Maybe you’ve caught plenty of trout and are ready to land a 120-pound tarpon. Maybe you’re new to fly-fishing, but tropical sun and white-sand flats speak to you more than woodsy streams. Heck, maybe you just need something to do on that Christmas trip to the Bahamas. Whatever the case, best to know a thing or two about saltwater fly-fishing before you find yourself staring down a bonefish or tarpon.
Luckily, Pete Kutzer is here to help. He’s been a fly-fishing instructor at Orvis for 17 years, nearly half his life, and leads several saltwater courses a year at Orvis-endorsed lodges in the Caribbean. There, he’ll run anglers of varying skill levels through the basics of this particular subgenre and then send them out for guided days on the water. (For a list of upcoming schools, go here.)
Do some “target practice” before you go
Practice casting into something the size of a hula hoop. Spread them out in the yard, not just right out in front of you, and walk around trying to hit them as quickly as you can at different distances. Practice different casting angles, including backhand and over-the-shoulder short. Remember, saltwater is more about speed and accuracy than distance. You’ll hear people say you need to be able to cast 80 feet for saltwater, which is not true. A 30-foot range is not the end of the world, and with 40 feet you’re going to be fine in most places. But accuracy and a quick draw are paramount.
Master your “fishing position”
Once your fly is out there, put that rod tip down—into the water, even. If it’s up, your line hangs down; that’s slack, and it means you can’t feel a thing. I like to face the fish, even if, say, my body’s twisted because I had to make a backhand shot. I’ll move my feet a little closer together, so I don’t start dancing on the deck and potentially stepping on the line.
Resist that temptation to lift the rod when you set the hook
That’s a trout set, and it’s a mistake I always make on the first day of a saltwater trip. For saltwater, you want to strip set. To do that, keep your rod pointed at the fly so that the hook penetrates the fish’s mouth. You can’t get away with being to the side of it, like you can in trout-fishing. The tippet here is heavier, the hooks are larger, and it’s a harder-mouthed fish.
Go barefoot on the boat
Or, if you don’t want to keep reapplying sunblock, wear thin socks. This allows you to feel that line and to know if you’re stepping on it. You want to keep the deck as clear as possible of shoelaces and other line-tangling hazards.

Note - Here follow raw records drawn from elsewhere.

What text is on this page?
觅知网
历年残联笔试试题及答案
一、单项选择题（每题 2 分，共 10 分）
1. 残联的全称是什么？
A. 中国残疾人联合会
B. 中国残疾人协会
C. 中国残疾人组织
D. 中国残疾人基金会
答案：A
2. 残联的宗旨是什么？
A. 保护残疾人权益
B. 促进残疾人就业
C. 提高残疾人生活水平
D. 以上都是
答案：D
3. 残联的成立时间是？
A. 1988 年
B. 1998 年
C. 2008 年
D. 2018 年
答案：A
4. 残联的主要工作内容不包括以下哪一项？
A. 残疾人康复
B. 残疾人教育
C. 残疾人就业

Polarized glasses are an absolute must
For brighter days I wear copper lenses that wrap around a little bit, to keep light from coming in from the side. In darker conditions, I wear yellow. Smith makes great lenses for both conditions. Remember that even with great polarized glasses, it takes time to get better at seeing fish. Start near your feet and look outward from there. Look for movement, including on the surface, where the cadence or direction of waves will be a little different from everything else around it. I usually scan 30 feet out and closer. It’s amazing how far away some guides can spot fish—but even the best ones can’t see through you.